Io volevo parlare delle cose che ho sentito. Quello di Antonia mi ha colpito, perché la sento anch’io. Perché non siamo come i francesi? Perché non la rivoluzione? La rivoluzione è pericolosa. Sovvertire ciò che si abbatte è difficile, perché il nuovo non è disponibile. Con Berlusconi si è andato verso il controllo. Roma è particolare anche perché c’è la Chiesa. La Chiesa ha ripreso un sistema di controllo di potere sul femminile. La legge 40 non è passata perché la Chiesa ha detto non votate.
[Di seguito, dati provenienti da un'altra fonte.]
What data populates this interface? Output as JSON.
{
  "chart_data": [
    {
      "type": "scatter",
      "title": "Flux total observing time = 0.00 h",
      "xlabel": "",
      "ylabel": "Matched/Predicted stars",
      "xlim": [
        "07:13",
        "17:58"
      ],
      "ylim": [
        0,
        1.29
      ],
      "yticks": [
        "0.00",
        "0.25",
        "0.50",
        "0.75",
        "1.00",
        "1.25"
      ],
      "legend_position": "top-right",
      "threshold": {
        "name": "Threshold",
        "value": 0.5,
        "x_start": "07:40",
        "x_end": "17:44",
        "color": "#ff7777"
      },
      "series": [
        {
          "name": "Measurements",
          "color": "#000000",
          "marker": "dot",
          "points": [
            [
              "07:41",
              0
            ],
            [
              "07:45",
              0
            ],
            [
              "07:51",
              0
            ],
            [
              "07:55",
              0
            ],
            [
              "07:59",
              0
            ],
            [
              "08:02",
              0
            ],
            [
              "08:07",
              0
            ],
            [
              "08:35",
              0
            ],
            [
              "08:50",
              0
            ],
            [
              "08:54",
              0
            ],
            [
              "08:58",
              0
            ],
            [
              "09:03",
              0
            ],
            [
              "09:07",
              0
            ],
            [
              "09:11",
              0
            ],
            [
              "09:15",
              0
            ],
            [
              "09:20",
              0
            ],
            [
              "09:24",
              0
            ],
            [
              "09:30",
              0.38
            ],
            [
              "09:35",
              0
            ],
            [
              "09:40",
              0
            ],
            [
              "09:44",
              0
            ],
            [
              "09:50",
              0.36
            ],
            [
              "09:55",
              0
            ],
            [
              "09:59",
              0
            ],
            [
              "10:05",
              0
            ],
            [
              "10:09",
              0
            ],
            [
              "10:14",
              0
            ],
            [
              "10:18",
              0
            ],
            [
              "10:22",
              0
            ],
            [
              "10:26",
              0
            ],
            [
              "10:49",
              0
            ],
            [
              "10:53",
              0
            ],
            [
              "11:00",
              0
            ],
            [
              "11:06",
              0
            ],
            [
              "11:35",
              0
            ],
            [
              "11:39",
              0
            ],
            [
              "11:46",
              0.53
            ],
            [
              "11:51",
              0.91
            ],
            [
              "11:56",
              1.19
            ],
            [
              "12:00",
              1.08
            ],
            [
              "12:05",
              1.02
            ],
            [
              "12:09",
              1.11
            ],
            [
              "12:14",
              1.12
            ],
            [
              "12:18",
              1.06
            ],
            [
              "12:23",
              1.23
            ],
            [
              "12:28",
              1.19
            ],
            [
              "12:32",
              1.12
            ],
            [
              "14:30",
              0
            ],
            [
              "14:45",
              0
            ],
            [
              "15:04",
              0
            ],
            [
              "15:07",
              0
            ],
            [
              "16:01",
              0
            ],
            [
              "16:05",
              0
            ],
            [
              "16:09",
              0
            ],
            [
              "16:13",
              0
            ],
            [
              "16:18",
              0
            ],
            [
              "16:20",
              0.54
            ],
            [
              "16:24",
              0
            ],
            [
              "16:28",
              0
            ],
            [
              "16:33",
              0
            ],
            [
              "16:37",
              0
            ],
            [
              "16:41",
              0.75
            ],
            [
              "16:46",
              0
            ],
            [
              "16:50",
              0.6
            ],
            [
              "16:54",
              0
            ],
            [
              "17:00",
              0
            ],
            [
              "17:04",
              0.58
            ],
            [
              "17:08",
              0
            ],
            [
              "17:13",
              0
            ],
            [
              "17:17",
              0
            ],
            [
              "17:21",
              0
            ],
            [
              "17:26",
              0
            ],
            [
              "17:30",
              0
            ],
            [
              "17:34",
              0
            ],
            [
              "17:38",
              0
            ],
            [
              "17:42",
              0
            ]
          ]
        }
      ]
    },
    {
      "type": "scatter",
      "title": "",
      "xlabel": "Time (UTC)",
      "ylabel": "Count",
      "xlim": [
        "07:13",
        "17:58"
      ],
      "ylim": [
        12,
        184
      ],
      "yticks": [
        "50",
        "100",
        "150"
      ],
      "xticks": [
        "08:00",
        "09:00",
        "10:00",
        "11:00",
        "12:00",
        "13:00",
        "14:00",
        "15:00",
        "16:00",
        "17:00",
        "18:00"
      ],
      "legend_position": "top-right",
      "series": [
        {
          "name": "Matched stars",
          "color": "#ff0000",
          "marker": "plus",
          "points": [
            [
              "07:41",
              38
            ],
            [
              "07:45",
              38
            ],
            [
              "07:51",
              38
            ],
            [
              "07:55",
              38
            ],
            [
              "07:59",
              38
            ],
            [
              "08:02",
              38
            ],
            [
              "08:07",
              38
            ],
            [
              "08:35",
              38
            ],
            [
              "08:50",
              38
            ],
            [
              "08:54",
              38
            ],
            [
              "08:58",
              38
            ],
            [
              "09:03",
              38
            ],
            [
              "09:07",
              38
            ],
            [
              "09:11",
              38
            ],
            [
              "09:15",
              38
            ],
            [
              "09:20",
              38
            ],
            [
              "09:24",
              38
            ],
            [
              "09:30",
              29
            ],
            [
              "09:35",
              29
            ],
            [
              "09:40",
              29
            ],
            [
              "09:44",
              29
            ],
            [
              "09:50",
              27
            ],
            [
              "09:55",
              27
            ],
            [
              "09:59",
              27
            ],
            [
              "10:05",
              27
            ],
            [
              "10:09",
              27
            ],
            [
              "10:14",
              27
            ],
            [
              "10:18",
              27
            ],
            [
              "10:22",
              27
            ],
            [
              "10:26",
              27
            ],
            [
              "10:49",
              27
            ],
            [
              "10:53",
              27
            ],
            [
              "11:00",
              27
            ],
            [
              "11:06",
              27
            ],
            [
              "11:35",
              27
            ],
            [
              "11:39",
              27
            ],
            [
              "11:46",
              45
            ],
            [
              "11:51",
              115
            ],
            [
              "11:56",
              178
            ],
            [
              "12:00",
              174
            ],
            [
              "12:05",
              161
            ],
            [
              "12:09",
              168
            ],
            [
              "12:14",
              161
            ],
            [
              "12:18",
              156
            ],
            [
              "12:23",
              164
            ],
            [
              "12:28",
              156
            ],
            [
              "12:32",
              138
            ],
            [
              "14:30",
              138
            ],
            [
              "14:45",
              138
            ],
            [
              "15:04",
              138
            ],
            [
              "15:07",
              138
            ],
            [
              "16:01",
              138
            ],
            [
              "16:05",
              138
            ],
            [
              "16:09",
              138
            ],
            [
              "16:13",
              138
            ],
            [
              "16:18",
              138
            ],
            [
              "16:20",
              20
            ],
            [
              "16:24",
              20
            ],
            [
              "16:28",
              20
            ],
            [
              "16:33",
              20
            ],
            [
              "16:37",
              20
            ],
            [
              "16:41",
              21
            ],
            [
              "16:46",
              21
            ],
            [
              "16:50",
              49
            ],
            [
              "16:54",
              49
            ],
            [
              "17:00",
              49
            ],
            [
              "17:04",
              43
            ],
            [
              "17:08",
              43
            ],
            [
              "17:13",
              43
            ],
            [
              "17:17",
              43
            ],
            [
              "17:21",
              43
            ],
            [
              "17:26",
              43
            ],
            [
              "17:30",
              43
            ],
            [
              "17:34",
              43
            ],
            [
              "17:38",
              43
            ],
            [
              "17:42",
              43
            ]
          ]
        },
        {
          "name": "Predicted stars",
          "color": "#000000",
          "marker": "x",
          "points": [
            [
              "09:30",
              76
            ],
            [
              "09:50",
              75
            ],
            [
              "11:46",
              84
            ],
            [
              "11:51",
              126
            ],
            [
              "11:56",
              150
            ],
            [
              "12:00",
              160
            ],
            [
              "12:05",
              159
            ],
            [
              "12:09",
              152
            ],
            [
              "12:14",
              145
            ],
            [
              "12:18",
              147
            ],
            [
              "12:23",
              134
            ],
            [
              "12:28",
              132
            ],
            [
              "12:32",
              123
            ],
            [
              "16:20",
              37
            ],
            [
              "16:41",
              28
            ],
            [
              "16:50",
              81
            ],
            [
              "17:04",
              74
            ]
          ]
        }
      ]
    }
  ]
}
Finchè ci sarà una cultura del patriarcato sarà difficile che le donne emergano. Vorrei ricordare della Morabito solo perché ha fatto un figlio fuori dal matrimonio….. la mafia esiste e non ha desiderio che le donne entrino in politica, così la Chiesa. Per la rivoluzione non ci sono le spinte. Il coraggio di scendere in piazza. Sì può tentare con gruppi di lavoro, far circolare idee. Sul movimento femminista, ad esempio. Capire chi siamo dove siamo, e dove vogliamo andare.

Angela:

Mi sono appassionata al soggetto sessuato, questa riflessione ha aumentato la mia passione politica. La vita pubblica e la politica riguardano altre questioni. Quando si tratta di politica è fuori di me che parlo, altri argomenti.

Ilaria:

Io sono interessata ad un laboratorio che si occupi di donna e politica. Rilanceremo delle parole chiavi e gli obiettivi che l’assemblea si deve dare…deve proseguire il collegamento tra Milano e Roma. L’idea di mantenere in vita questa assemblea, anche cercare di spostare orario e giorno, a seconda del desiderio di tutte di ampliare questa rete. La riflessione che avevamo messo a tema è abbastanza ampia. Il materiale può essere sterminato. Per noi è stato interessante anche farlo qui. Il discorso delle quote rose non è il nostro obiettivo e vorremo cancellare la parola anche dal punto di vista dialettico, l’abbiamo patita. Possiamo vedere anche di vederci a maggio per un incontro nazionale a Roma….un momento di confronto e di rilancio dei nostri obiettivi.

Lea:

il sito usciamo dal silenzio da’ notizia di tutte le iniziative in tutte le città. Consiglio di mantenere il collegamento anche con questi mezzi. Importante anche il contatto con giornaliste locali. Ci sono delle alternative con degli spot, farsi intervistare da radio locali. Questo è stato fondamentale per un allargamento delle presenze.